Beatha is the debut solo album by flautist, pianist and whistle player Tina Jordan Rees who is originally from Lancashire but studied in both Limerick and Glasgow and is much travelled. All the music here is composed by Tina and she is accompanied by guitarist Seán Gray, Lea Larsen on bodhran and renowned Breabach bass-player James Lindsay.
Beatha means life in both Scots and Irish Gaelic and it is an apt title for this album. There isn’t a sad tune anywhere and Tina is clearly celebrating her life, travels and friends and family – not to mention cats. The opening set, ‘The Squirrel Returns/KPC’ begins with guitar from Gray who maintains a dynamic accompaniment when Tina introduces the melody and Larsen’s bodhran joins the fray. Like many composers in the traditional vein, Tina picks what, to us, are trivial observations and incidents for her titles. So we have ‘Ducks At Luss/House 108’ referencing Scotland and Ireland and ‘G’s Reel/Tripod’s Frolics/Nan Lian Garden’ for her friend Gráinne Brady, the first of the cats to get a mention and a garden in Hong Kong. Tina switches to whistle for this set. ‘Copenhagen Cycles/Visits From Stanley’ is about her travels and another cat – you can detect a pattern, I’m sure.

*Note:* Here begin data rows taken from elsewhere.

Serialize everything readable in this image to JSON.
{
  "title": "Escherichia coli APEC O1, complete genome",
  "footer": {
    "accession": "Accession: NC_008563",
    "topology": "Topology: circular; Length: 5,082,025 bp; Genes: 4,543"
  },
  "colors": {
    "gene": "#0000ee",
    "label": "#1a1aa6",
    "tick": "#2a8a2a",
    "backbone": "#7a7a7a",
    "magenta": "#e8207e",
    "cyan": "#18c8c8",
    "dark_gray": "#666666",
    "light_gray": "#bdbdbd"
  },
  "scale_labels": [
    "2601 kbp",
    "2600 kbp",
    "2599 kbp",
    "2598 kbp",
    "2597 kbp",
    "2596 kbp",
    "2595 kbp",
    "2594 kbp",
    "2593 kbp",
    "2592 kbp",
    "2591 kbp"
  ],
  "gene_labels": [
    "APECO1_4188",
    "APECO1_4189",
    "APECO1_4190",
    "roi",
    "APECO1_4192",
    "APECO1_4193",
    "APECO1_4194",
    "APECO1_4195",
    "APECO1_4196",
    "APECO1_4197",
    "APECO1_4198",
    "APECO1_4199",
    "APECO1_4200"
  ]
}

‘The Cable Cars/Ngong Ping Brolly/Rainbow Flats’ are three more tunes from that Hong Kong trip. The first is a wild jazzy piece, the second is the nearest the album comes to a downbeat tune (it was raining) and clearly it was sunny for the third composition. From Hong Kong Tina seems to have dropped in on Phuket before going home and writing a tune for her mum. The title track begins with contemplative piano with a whistle tune over the top and full backing from the band but Tina’s natural exuberance soon bursts free.
The final set begins with ‘Erik’s’, the third cat to get a mention and now late lamented. This is the downbeat tune that Beatha almost didn’t have but, almost inevitably, Tina bursts into a 6/4 reel to close the collection.
Tina is without doubt a talented composer and a brilliant player and her band are without parallel. Oddly, though, I was finding the album rather repetitive up to about the half-way point. My curmudgeonly nature can only take so much optimism and I was looking for some variety that didn’t seem to be coming. The second half of the album gave me some of that variety but a different sequencing might have helped. Or a bit of misery.